Chen, J. - Presenter, Australian National University
Kumar, A., The Australian National University
Lipinski, W., The Cyprus Institute
Solar particle receivers (SPRs) are pursued as a promising technology for conversion of concentrated solar radiation for power generation and chemical processing. Particle receivers use absorbing particles as heat transfer and thermal energy storage media. Falling particles form a particle curtain inside a receiver to absorb solar irradiation, and can attain temperatures above 1000°C. A thorough understanding of heat transfer addressing radiative heat transfer in polydisperse particles is crucial to advance the solar particle receiver technology. A complete heat transfer model involving hydrodynamics of particle–gas multi-phase flows, radiation in the particle phase, interfacial convection, and conduction in the gas phase is required to understand the physical problems encountered in SPRs.

We present simulations of particle–gas two-phase flows using the multi-phase particle-in-cell method. The method allows for capturing high-fidelity solid–gas flow characteristics with increased computational efficiency by combing the advantages of both Eulerian and Lagrangian methods. Radiative transfer in polydisperse particles is investigated using a novel radiative transfer model. The radiative transfer model considers polydisperse particles as a multi-component system and is implemented using the Monte Carlo ray-tracing method.
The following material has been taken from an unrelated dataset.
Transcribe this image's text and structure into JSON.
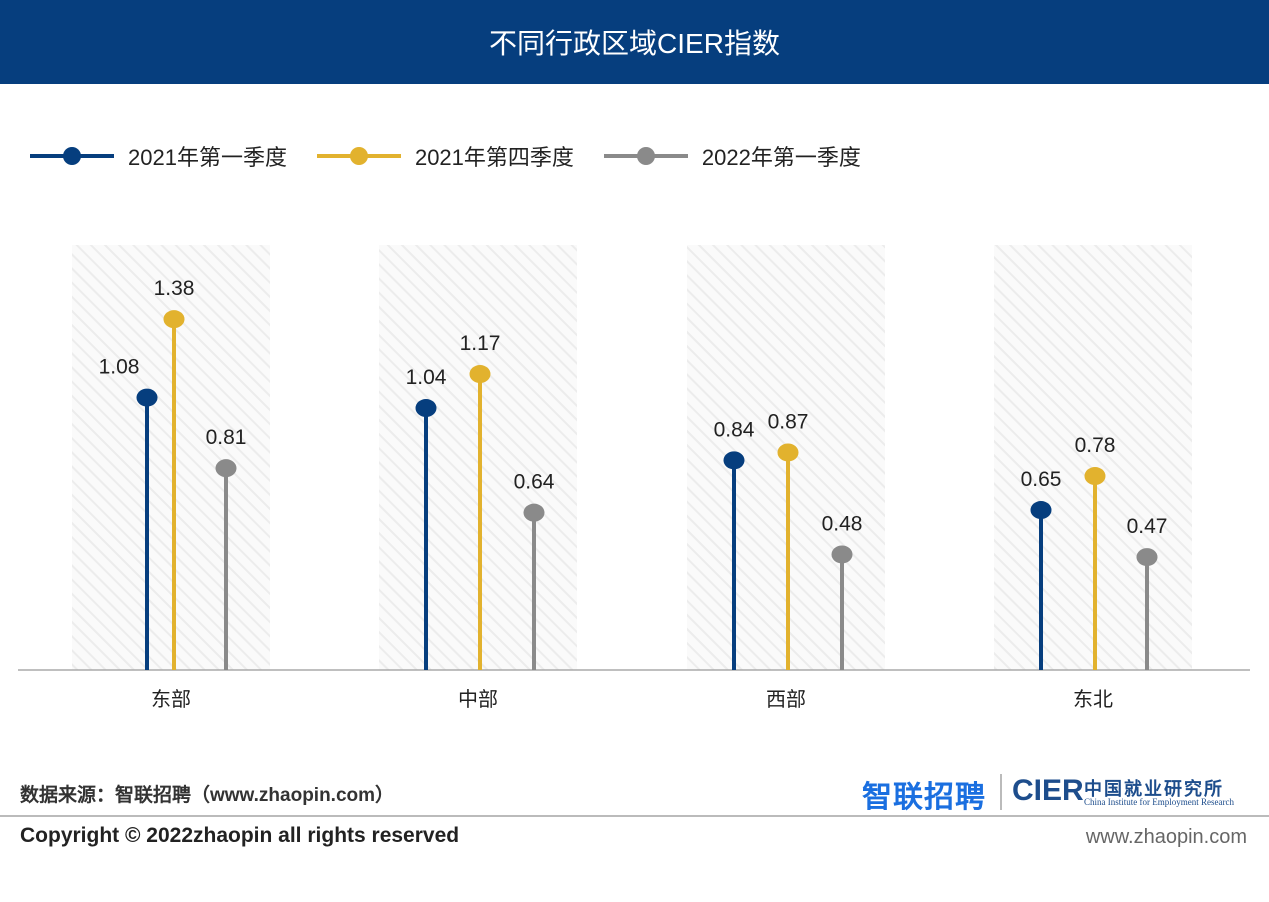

A three-dimensional computational fluid dynamics model is developed for directly-irradiated high-temperature particle–gas flows laden with polydisperse particles by coupling particle–gas hydrodynamics of particle–gas flows, radiative heat transfer in non-grey absorbing, emitting and anisotropically-scattering multi-component media, conduction in the gas phase, and interfacial convective heat transfer. The computational model is employed to study thermal performance of a free-falling particle receiver.